The Air Force and the Navy have been busy testing their aircraft — everything from fighter jets to unmanned spy planes — on jet biofuel. Together with the Departments of Energy and Agriculture, the Navy has launched a project to invest up to half a billion dollars in biofuel refineries.

Mabus says he is committed to getting 50 percent of the Navy’s fuel for aircraft and surface ships from renewable sources by 2020 because dependence on foreign oil makes the U.S. military vulnerable.

“We buy too much fossil fuels from potentially or actually volatile places on earth,” Mabus says.

There are lots of negative consequences of relying on foreign oil. For instance, when conflicts abroad spook the petroleum market, the military faces massive increases in fuel costs.

Science Fiction Becomes Reality

The fast pace of the development of jet biofuel has surprised even the experts.

After President George W. Bush called on the country to kick its addiction to foreign oil several years ago, the Air Force first focused on turning coal into liquid fuel. But it soon switched its focus to biofuels.

Air Force Maj. Josh Frey pilots a plane running on jet biofuel.
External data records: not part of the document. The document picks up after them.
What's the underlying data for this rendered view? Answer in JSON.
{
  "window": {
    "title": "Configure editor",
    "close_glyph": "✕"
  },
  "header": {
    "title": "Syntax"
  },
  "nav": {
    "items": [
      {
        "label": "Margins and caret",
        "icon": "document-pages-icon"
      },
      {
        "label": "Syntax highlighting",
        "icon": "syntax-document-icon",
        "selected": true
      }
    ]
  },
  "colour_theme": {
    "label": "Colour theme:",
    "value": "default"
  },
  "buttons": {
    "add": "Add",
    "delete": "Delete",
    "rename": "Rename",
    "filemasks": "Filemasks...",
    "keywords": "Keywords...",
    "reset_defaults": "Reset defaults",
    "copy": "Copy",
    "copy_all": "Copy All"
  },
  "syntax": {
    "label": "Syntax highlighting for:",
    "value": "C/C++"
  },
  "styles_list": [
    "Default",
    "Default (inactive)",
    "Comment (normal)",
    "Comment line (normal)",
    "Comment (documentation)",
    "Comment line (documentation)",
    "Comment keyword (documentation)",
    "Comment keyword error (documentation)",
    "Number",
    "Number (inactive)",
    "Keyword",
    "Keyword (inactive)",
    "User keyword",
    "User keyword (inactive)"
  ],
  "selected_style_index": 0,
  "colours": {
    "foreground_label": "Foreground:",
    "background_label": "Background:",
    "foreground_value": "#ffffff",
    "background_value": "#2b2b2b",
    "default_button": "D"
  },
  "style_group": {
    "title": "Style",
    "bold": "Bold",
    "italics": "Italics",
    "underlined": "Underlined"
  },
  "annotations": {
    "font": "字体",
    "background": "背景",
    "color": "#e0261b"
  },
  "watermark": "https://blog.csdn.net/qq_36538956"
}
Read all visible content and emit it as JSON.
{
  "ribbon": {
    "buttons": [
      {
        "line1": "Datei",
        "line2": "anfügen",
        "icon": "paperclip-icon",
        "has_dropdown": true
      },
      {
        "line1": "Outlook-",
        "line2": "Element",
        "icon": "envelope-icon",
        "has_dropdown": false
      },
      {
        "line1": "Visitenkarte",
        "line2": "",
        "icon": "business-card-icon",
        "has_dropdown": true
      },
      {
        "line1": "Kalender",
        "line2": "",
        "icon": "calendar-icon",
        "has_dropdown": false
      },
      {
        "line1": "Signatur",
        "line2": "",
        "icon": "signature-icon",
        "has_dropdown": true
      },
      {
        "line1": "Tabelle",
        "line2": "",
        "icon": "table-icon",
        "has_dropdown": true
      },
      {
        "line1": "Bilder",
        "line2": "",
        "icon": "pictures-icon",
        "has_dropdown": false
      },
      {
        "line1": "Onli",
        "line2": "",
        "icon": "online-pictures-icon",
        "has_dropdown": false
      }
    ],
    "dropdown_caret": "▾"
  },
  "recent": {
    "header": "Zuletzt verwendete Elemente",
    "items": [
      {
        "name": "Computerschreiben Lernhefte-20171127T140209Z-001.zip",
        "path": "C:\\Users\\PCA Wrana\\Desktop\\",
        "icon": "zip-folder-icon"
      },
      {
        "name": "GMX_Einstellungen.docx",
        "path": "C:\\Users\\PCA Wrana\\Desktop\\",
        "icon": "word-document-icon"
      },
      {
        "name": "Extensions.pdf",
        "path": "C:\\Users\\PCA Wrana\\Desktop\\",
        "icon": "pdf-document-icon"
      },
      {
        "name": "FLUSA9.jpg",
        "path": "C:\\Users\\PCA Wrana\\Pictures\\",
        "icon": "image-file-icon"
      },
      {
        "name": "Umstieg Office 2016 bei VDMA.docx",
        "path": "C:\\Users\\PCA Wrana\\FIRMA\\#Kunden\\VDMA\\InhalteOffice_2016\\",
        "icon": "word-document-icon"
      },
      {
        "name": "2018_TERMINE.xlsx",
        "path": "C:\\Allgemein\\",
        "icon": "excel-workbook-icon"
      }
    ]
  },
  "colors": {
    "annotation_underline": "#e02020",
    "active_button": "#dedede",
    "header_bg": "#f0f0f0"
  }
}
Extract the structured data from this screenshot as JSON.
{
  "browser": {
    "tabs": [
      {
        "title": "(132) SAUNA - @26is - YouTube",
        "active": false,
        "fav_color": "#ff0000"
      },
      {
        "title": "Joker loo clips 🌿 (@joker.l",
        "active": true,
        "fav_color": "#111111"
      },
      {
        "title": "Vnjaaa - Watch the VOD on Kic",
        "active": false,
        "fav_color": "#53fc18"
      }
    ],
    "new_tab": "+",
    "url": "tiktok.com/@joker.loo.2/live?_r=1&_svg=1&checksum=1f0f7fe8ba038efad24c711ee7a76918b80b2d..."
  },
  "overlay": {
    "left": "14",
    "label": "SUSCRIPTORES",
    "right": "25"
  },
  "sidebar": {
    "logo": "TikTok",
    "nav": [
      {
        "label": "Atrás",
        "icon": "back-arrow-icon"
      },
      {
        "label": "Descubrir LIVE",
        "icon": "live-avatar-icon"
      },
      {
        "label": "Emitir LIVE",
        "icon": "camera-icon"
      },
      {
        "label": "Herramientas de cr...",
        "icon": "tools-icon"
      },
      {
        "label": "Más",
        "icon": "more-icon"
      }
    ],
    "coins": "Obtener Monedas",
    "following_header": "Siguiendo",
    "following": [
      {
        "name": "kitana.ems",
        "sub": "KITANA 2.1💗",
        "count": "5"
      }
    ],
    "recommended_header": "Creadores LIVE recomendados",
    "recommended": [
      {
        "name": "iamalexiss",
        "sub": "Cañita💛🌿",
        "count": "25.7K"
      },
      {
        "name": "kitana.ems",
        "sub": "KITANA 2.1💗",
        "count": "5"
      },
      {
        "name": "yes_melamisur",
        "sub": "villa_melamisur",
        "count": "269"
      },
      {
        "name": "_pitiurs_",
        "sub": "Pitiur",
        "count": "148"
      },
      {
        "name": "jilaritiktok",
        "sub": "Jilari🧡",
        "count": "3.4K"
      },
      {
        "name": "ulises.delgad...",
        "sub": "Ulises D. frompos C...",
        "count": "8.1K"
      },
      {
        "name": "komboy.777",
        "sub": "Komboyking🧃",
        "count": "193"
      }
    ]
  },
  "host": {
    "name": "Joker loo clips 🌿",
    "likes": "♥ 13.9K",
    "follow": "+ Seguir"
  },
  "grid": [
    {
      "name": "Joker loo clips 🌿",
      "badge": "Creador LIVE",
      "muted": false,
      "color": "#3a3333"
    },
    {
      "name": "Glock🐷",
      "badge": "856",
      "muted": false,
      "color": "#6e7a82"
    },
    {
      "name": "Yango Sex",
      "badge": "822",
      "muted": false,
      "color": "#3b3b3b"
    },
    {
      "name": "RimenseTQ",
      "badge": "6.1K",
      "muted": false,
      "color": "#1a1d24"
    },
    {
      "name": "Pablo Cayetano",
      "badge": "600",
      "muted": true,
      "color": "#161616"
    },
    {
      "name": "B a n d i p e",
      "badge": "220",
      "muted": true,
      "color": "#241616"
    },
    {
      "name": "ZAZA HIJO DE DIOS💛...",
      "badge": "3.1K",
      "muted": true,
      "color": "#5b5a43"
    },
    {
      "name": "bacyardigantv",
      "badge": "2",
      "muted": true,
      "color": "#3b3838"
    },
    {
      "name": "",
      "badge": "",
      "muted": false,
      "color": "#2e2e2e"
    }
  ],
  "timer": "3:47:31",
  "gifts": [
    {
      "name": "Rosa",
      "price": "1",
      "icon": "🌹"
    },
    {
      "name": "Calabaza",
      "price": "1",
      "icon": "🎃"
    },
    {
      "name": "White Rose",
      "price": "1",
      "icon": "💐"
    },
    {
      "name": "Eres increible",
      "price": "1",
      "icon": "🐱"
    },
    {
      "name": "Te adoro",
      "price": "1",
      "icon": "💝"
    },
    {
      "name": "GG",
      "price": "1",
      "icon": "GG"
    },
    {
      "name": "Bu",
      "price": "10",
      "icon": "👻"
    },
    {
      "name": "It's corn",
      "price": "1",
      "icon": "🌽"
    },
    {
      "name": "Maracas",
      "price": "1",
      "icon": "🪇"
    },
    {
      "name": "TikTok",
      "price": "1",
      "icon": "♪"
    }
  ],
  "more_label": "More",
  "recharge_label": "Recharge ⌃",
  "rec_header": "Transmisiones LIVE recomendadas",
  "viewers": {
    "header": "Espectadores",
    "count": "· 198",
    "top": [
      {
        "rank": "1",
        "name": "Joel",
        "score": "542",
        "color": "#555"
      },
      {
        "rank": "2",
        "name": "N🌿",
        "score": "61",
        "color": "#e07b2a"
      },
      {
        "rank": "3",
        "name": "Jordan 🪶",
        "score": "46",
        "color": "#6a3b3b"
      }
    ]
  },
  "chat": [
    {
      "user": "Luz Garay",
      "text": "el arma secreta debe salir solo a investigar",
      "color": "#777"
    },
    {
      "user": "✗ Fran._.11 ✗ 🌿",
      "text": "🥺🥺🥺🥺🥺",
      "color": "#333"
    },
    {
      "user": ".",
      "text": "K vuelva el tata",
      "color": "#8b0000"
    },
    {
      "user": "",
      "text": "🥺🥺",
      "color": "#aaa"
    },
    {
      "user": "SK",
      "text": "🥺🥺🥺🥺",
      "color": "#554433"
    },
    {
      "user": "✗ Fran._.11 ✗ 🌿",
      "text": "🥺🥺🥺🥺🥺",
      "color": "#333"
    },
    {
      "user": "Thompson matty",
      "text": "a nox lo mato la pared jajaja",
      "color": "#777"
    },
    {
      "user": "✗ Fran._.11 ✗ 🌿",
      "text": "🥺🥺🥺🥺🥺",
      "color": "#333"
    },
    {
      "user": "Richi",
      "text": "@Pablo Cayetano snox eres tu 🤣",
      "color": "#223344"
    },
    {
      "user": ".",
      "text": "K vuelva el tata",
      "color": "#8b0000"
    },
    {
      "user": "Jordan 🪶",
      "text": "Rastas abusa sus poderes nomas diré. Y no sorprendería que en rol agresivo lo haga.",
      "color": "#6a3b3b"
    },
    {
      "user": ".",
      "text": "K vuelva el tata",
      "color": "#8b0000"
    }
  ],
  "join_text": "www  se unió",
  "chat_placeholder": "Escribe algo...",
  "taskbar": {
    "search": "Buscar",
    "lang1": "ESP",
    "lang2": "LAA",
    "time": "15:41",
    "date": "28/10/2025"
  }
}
Frey says his  C-130 flies the same on 50 percent biofuel as it does on petroleum.Air Force Maj. Josh Frey pilots a plane running on jet biofuel. Frey says his C-130 flies the same on 50 percent biofuel as it does on petroleum.

“When we first started, nobody had any clue that the biofuels were so close behind,” says Jeffrey Braun, who heads the Air Force biofuels program. “We thought it was going to be another 10 years before we started looking at biofuels but it turned out it was about two years.”

High-tech chemical processing makes the jet biofuel nearly indistinguishable from petroleum jet fuel. It doesn’t matter whether refiners start with beef fat, leftover cooking oil or a plant like camelina. Camelina is promising because it can be grown on fallow wheat fields so it doesn’t displace food crops, and tests show it can reduce greenhouse gas emissions 80 percent compared with petroleum.

Already, the Air Force has approved F-15 and F-16 fighters and C-17 transport planes to use 50 percent biofuel. The Navy plans to approve all its planes and surface ships to run on green energy by the end of the fall.